Rozciągnięcie i przejściowe zwiotczenie mięśni w okolicy dna miednicy może w pierwszych dniach po porodzie wywoływać u mamy kłopoty z oddawaniem moczu lub zaparcia. Niezbędna jest więc aktywność ruchowa zaraz po porodzie i gimnastyka, dzięki czemu mięśnie wrócą do dawnej formy.
Ból i obrzęk piersi wywołuje wydzielanie się pokarmu. Dyskomfort następuje w okolicach trzeciej lub czwartej doby po porodzie. Pamiętaj, że regularne przystawianie dziecka do piersi oraz właściwe opróżnianie gruczołów piersiowych na ogół minimalizuje problem.
Czasami podczas karmienia niektóre mamy odczuwają ból brodawek sutkowych. Mama o delikatnej skórze może nawet dostrzec ich delikatne spękania. Dlatego tak ważny jest kontakt z doradcą laktacyjnym, bo na ogół taki dyskomfort pojawia się podczas nieprawidłowego przystawiania maleństwa do matczynej piersi. Trzeba pamiętać o zmianach pozycji podczas karmienia. Brodawka i jej otoczka powinny być uciskane w różnych płaszczyznach.

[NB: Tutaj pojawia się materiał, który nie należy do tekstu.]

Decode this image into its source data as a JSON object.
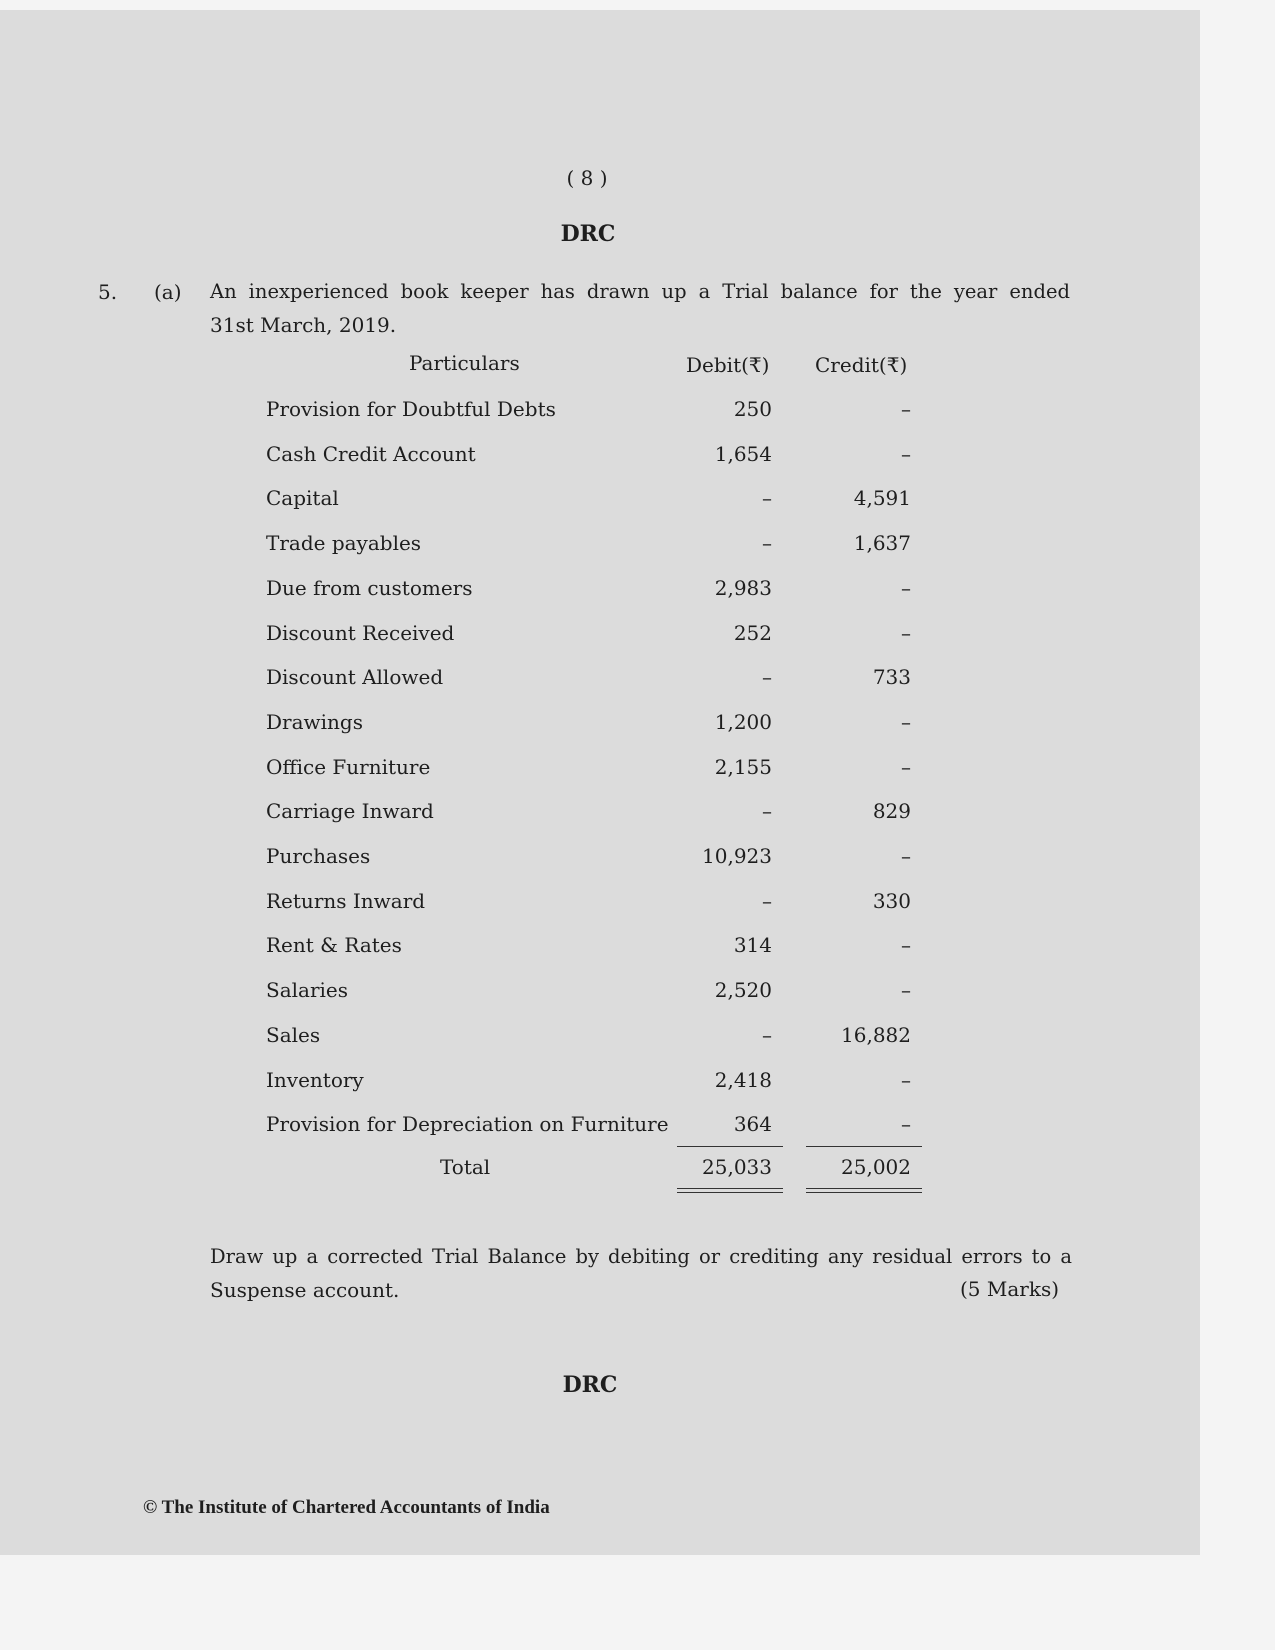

Nie obawiaj się przekrwionych oczu, niekiedy nawet mogą pojawić się wybroczyny na spojówkach. Te zmiany wywołuje czasami silne parcie podczas porodu. Chłodne kompresy na oczach stosowane kilka razy dziennie oraz okulary przeciwsłoneczne przyspieszą proces wchłaniania się wynaczynionej krwi.

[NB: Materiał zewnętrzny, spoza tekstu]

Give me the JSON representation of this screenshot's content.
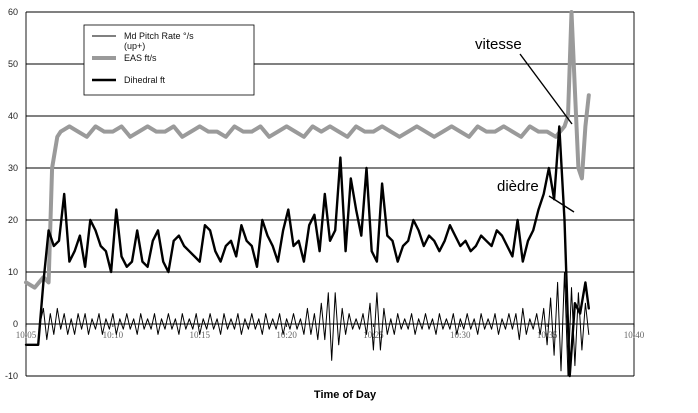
{
  "chart_data": {
    "type": "line",
    "title": "",
    "xlabel": "Time of Day",
    "ylabel": "",
    "xlim": [
      "10:05",
      "10:40"
    ],
    "ylim": [
      -10,
      60
    ],
    "x_ticks": [
      "10:05",
      "10:10",
      "10:15",
      "10:20",
      "10:25",
      "10:30",
      "10:35",
      "10:40"
    ],
    "y_ticks": [
      "-10",
      "0",
      "10",
      "20",
      "30",
      "40",
      "50",
      "60"
    ],
    "grid": "horizontal",
    "legend": {
      "placement": "top-left",
      "entries": [
        {
          "name": "Md Pitch Rate °/s",
          "name_line2": "(up+)",
          "style": "thin-black"
        },
        {
          "name": "EAS ft/s",
          "style": "thick-gray"
        },
        {
          "name": "Dihedral ft",
          "style": "thick-black"
        }
      ]
    },
    "annotations": [
      {
        "text": "vitesse",
        "points_to_series": "EAS ft/s",
        "at_time": "10:36.4",
        "value": 37
      },
      {
        "text": "dièdre",
        "points_to_series": "Dihedral ft",
        "at_time": "10:35.6",
        "value": 22
      }
    ],
    "series": [
      {
        "name": "EAS ft/s",
        "color": "#9a9a9a",
        "x_minutes": [
          5.0,
          5.5,
          6.0,
          6.3,
          6.5,
          6.8,
          7.0,
          7.5,
          8,
          8.5,
          9,
          9.5,
          10,
          10.5,
          11,
          11.5,
          12,
          12.5,
          13,
          13.5,
          14,
          14.5,
          15,
          15.5,
          16,
          16.5,
          17,
          17.5,
          18,
          18.5,
          19,
          19.5,
          20,
          20.5,
          21,
          21.5,
          22,
          22.5,
          23,
          23.5,
          24,
          24.5,
          25,
          25.5,
          26,
          26.5,
          27,
          27.5,
          28,
          28.5,
          29,
          29.5,
          30,
          30.5,
          31,
          31.5,
          32,
          32.5,
          33,
          33.5,
          34,
          34.5,
          35,
          35.5,
          36,
          36.2,
          36.4,
          36.6,
          36.8,
          37.0,
          37.2,
          37.4
        ],
        "values": [
          8,
          7,
          9,
          8,
          30,
          36,
          37,
          38,
          37,
          36,
          38,
          37,
          37,
          38,
          36,
          37,
          38,
          37,
          37,
          38,
          36,
          37,
          38,
          37,
          37,
          36,
          38,
          37,
          37,
          38,
          36,
          37,
          38,
          37,
          36,
          38,
          37,
          38,
          37,
          36,
          38,
          37,
          37,
          38,
          37,
          36,
          37,
          38,
          37,
          36,
          37,
          38,
          37,
          36,
          38,
          37,
          37,
          38,
          37,
          36,
          38,
          37,
          37,
          36,
          38,
          40,
          60,
          45,
          30,
          28,
          38,
          44
        ]
      },
      {
        "name": "Dihedral ft",
        "color": "#000000",
        "x_minutes": [
          5.0,
          5.7,
          6.0,
          6.3,
          6.6,
          6.9,
          7.2,
          7.5,
          7.8,
          8.1,
          8.4,
          8.7,
          9.0,
          9.3,
          9.6,
          9.9,
          10.2,
          10.5,
          10.8,
          11.1,
          11.4,
          11.7,
          12.0,
          12.3,
          12.6,
          12.9,
          13.2,
          13.5,
          13.8,
          14.1,
          14.4,
          14.7,
          15.0,
          15.3,
          15.6,
          15.9,
          16.2,
          16.5,
          16.8,
          17.1,
          17.4,
          17.7,
          18.0,
          18.3,
          18.6,
          18.9,
          19.2,
          19.5,
          19.8,
          20.1,
          20.4,
          20.7,
          21.0,
          21.3,
          21.6,
          21.9,
          22.2,
          22.5,
          22.8,
          23.1,
          23.4,
          23.7,
          24.0,
          24.3,
          24.6,
          24.9,
          25.2,
          25.5,
          25.8,
          26.1,
          26.4,
          26.7,
          27.0,
          27.3,
          27.6,
          27.9,
          28.2,
          28.5,
          28.8,
          29.1,
          29.4,
          29.7,
          30.0,
          30.3,
          30.6,
          30.9,
          31.2,
          31.5,
          31.8,
          32.1,
          32.4,
          32.7,
          33.0,
          33.3,
          33.6,
          33.9,
          34.2,
          34.5,
          34.8,
          35.1,
          35.4,
          35.7,
          36.0,
          36.3,
          36.6,
          36.9,
          37.2,
          37.4
        ],
        "values": [
          -4,
          -4,
          8,
          18,
          15,
          16,
          25,
          12,
          14,
          17,
          11,
          20,
          18,
          15,
          14,
          10,
          22,
          13,
          11,
          12,
          18,
          12,
          11,
          16,
          18,
          12,
          10,
          16,
          17,
          15,
          14,
          13,
          12,
          19,
          18,
          14,
          12,
          15,
          16,
          13,
          19,
          16,
          15,
          11,
          20,
          17,
          15,
          12,
          18,
          22,
          15,
          16,
          12,
          19,
          21,
          14,
          25,
          16,
          18,
          32,
          14,
          28,
          22,
          17,
          30,
          14,
          12,
          27,
          17,
          16,
          12,
          15,
          16,
          20,
          18,
          15,
          17,
          16,
          14,
          16,
          19,
          17,
          15,
          16,
          14,
          15,
          17,
          16,
          15,
          18,
          17,
          15,
          13,
          20,
          12,
          16,
          18,
          22,
          25,
          30,
          24,
          38,
          20,
          -10,
          4,
          2,
          8,
          3
        ]
      },
      {
        "name": "Md Pitch Rate °/s",
        "color": "#000000",
        "x_minutes": [
          5.0,
          5.8,
          6.0,
          6.2,
          6.4,
          6.6,
          6.8,
          7.0,
          7.2,
          7.4,
          7.6,
          7.8,
          8.0,
          8.2,
          8.4,
          8.6,
          8.8,
          9.0,
          9.2,
          9.4,
          9.6,
          9.8,
          10.0,
          10.2,
          10.4,
          10.6,
          10.8,
          11.0,
          11.2,
          11.4,
          11.6,
          11.8,
          12.0,
          12.2,
          12.4,
          12.6,
          12.8,
          13.0,
          13.2,
          13.4,
          13.6,
          13.8,
          14.0,
          14.2,
          14.4,
          14.6,
          14.8,
          15.0,
          15.2,
          15.4,
          15.6,
          15.8,
          16.0,
          16.2,
          16.4,
          16.6,
          16.8,
          17.0,
          17.2,
          17.4,
          17.6,
          17.8,
          18.0,
          18.2,
          18.4,
          18.6,
          18.8,
          19.0,
          19.2,
          19.4,
          19.6,
          19.8,
          20.0,
          20.2,
          20.4,
          20.6,
          20.8,
          21.0,
          21.2,
          21.4,
          21.6,
          21.8,
          22.0,
          22.2,
          22.4,
          22.6,
          22.8,
          23.0,
          23.2,
          23.4,
          23.6,
          23.8,
          24.0,
          24.2,
          24.4,
          24.6,
          24.8,
          25.0,
          25.2,
          25.4,
          25.6,
          25.8,
          26.0,
          26.2,
          26.4,
          26.6,
          26.8,
          27.0,
          27.2,
          27.4,
          27.6,
          27.8,
          28.0,
          28.2,
          28.4,
          28.6,
          28.8,
          29.0,
          29.2,
          29.4,
          29.6,
          29.8,
          30.0,
          30.2,
          30.4,
          30.6,
          30.8,
          31.0,
          31.2,
          31.4,
          31.6,
          31.8,
          32.0,
          32.2,
          32.4,
          32.6,
          32.8,
          33.0,
          33.2,
          33.4,
          33.6,
          33.8,
          34.0,
          34.2,
          34.4,
          34.6,
          34.8,
          35.0,
          35.2,
          35.4,
          35.6,
          35.8,
          36.0,
          36.2,
          36.4,
          36.6,
          36.8,
          37.0,
          37.2,
          37.4
        ],
        "values": [
          0,
          0,
          3,
          -3,
          2,
          -2,
          3,
          -1,
          2,
          -2,
          1,
          -2,
          2,
          -1,
          2,
          -2,
          1,
          -1,
          2,
          -2,
          1,
          -1,
          2,
          -2,
          1,
          -1,
          2,
          -1,
          1,
          -2,
          2,
          -1,
          1,
          -1,
          2,
          -2,
          1,
          -1,
          2,
          -1,
          1,
          -2,
          2,
          -1,
          1,
          -1,
          2,
          -2,
          1,
          -1,
          2,
          -1,
          1,
          -2,
          2,
          -1,
          1,
          -1,
          2,
          -2,
          1,
          -1,
          2,
          -1,
          1,
          -2,
          2,
          -1,
          1,
          -1,
          2,
          -2,
          1,
          -1,
          2,
          -1,
          1,
          -2,
          3,
          -2,
          2,
          -3,
          4,
          -3,
          6,
          -7,
          6,
          -4,
          3,
          -2,
          2,
          -1,
          1,
          -1,
          2,
          -2,
          4,
          -5,
          6,
          -5,
          3,
          -2,
          1,
          -2,
          2,
          -1,
          1,
          -1,
          2,
          -2,
          1,
          -1,
          2,
          -1,
          1,
          -2,
          2,
          -1,
          1,
          -1,
          2,
          -2,
          1,
          -1,
          2,
          -1,
          1,
          -2,
          2,
          -1,
          1,
          -1,
          2,
          -2,
          1,
          -1,
          2,
          -1,
          2,
          -3,
          3,
          -2,
          1,
          -1,
          2,
          -2,
          3,
          -4,
          5,
          -6,
          8,
          -9,
          10,
          -10,
          7,
          -8,
          6,
          -5,
          4,
          -2
        ]
      }
    ]
  }
}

Wiele nieprzyjemnych dolegliwości minie po kilku dniach. Wykaż się jednak cierpliwością, bo w późnym okresie połogu możesz jeszcze odczuwać kłopoty związane z nietrzymaniem moczu, niedokrwistością, a nawet z wypadaniem włosów. Pomyśl, że po sześciu tygodniach będzie już o wiele łatwiej!